Yeah, but at the same time, being in it for so long, you want to venture off into some alternative stuff. Because traditional white bread stand-up where you’re just onstage with a mic, talking about your whatever. I really admire people who do something unique, or people who do alt-comedy, or anybody who has a different style than me. While it’s good to stick to the fundamentals, sometimes it’s good to venture off into la la land.

Looking at where you are right now versus where you were when you started, what’s the most surprising thing to see yourself do now versus what you saw yourself doing when you just started?
My concept of comedy was like, “You have to hit hard, and you have to hit hard and fast with your jokes, and be aggressive!” Easy answer, I probably thought I was supposed to be more aggressive than I am. I’ve found that to not necessarily be the case. You don’t have to necessarily be loud, aggressive, in-your-face comedy. There are tons of people who are a lot more on the quiet side, but incredibly… like Andrew Woods, he’s not loud or in-your-face, but he’s super funny with his delivery. There are a lot of comics who’re under the impression that you have to hit hard and fast, and it’s not at always the case. But I respect people with different styles, I like it.

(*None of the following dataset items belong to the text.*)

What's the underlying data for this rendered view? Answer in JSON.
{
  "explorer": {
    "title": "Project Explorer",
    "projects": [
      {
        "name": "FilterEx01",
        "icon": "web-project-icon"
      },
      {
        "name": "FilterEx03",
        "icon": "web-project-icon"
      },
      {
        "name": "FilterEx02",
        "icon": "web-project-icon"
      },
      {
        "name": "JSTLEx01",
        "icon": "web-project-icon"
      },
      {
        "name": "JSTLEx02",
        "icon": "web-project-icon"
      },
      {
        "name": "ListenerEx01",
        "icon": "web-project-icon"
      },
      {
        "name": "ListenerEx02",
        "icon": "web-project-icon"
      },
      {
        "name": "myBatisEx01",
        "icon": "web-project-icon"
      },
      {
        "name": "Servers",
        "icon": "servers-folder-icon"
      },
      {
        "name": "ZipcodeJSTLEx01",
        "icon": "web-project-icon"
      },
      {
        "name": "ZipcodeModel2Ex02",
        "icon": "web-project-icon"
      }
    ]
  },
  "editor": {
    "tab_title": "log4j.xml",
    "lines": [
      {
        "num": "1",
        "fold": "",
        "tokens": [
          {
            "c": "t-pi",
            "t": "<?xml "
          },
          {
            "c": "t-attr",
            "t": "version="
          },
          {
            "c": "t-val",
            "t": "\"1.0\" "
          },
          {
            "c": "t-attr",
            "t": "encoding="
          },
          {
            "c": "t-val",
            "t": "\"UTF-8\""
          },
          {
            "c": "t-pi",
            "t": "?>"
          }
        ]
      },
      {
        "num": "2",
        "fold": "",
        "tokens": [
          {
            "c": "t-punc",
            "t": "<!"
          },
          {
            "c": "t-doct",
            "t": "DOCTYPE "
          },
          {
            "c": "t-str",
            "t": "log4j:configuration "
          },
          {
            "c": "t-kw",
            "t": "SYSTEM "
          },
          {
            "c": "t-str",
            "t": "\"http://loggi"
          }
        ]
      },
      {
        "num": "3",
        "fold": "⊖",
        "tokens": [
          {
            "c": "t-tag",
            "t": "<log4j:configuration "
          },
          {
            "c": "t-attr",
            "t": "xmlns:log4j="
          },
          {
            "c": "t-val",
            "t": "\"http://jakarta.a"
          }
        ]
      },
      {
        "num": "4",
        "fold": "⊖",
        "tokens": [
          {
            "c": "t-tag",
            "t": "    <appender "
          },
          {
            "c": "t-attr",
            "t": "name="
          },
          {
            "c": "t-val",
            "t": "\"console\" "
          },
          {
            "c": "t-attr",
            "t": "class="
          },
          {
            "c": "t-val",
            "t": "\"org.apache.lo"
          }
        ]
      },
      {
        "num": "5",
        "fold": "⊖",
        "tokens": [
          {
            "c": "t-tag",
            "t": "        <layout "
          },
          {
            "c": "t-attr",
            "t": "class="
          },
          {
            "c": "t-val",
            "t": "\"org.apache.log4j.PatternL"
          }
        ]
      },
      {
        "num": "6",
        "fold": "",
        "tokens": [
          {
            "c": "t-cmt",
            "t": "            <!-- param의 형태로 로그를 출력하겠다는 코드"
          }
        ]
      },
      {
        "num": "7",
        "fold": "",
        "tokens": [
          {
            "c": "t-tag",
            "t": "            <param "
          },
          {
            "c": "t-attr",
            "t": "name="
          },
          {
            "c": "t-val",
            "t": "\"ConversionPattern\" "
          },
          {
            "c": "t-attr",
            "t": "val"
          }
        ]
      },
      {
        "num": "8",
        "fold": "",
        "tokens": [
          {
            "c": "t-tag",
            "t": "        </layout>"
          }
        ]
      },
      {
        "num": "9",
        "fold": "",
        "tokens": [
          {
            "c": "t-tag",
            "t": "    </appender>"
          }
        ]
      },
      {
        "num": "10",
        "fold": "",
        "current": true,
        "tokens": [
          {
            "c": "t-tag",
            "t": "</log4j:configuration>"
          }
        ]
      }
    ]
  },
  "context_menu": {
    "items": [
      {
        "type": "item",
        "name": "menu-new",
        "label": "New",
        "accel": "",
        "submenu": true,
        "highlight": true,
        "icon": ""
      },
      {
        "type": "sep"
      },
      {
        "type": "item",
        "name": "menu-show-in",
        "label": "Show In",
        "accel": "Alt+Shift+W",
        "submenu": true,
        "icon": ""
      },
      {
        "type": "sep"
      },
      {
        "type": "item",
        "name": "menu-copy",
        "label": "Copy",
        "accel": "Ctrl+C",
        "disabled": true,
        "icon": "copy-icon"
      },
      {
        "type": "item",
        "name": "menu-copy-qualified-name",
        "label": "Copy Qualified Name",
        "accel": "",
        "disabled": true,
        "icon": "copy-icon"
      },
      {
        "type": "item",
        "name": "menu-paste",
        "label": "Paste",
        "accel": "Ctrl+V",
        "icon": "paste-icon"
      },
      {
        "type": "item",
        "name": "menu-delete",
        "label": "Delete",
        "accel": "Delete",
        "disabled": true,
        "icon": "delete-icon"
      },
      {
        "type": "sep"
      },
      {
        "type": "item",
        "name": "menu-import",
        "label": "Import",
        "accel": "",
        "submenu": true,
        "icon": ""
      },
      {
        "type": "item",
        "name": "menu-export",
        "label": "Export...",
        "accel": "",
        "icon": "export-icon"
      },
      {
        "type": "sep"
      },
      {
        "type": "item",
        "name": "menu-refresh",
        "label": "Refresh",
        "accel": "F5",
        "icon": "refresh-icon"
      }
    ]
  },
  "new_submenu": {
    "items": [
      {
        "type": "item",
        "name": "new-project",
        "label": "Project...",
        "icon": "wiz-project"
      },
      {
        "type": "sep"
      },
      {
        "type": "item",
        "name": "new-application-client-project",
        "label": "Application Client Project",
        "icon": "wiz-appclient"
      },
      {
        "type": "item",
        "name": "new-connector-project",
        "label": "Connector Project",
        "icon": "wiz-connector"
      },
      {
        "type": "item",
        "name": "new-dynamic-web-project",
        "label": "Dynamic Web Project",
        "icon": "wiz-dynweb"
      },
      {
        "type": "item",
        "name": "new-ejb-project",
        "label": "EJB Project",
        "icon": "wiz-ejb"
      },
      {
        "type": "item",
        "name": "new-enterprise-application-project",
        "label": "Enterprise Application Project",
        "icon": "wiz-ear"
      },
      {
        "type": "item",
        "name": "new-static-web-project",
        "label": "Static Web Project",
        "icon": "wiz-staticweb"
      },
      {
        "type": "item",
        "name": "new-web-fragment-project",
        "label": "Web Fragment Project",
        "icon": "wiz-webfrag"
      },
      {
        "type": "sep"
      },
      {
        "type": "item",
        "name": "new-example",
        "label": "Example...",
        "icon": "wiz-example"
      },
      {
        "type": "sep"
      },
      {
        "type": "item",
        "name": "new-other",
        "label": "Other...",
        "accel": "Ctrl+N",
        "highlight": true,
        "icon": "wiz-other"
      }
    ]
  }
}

So what do you think of the DFW comedy scene?
Hopefully it’s on the rise. DCH booking these Friday shows, we’re doing our best to bring other acts in – acts in Dallas who need a spotlight put on them, and bringing in some students for guest spots. I hope it’s on the uptick. I enjoy it, I like it, I think it’s pretty welcoming. I heard from a guy who was in town from LA last week, and he goes, “Man, it’s cutthroat in LA, New York, Chicago – people are basically boxing each other out, throwing ‘bows, to get spots.” I think Dallas is slightly more supportive, but it’s still everyone at the end of the day gunning for the same two, three, four clubs — whether it be guest spots, features, headlining, what have you. It’s kind of an unfair answer I’m giving because it’s all I know; I haven’t experienced the comedy scene too robustly outside. When I was in LA for the iO West Scripted Comedy Festival, I got a little taste of what comedy was like out there. It was fun — and it was a little cutthroat. Every Uber driver is an actor. It’s different out there, and it’s really saturated. Here, I feel like there’s a lot of hidden gems that just need to be brushed off and put on display a little bit. Because there are a lot of really talented people here. Every once in a while, LA will suck one of those guys up and they’ll move out west. There are not a lot of people moving to New York. If I was moving, I’d go to New York.

You’re a New York guy?
Yeah. I think New York makes you sharp. I think it goes back to what I initially perceived stand-up comedy as being — like fast, sharp-wit comedy. These New York comics, they embody that to a T pretty much. LA comics, I’ve heard different things. It’s fun, I like it. From what I can tell, the Dallas scene is good. It’s doing good, I hope it gets better. I always hope it gets better. It’s the city I live in.

And you’re contributing to the new scene.
Doing the best we can!

The new crop of comics is a reflection of you now. Is there any pressure there?
I’ve got plausible deniability. Paulos or Katy could’ve taught them, I don’t know.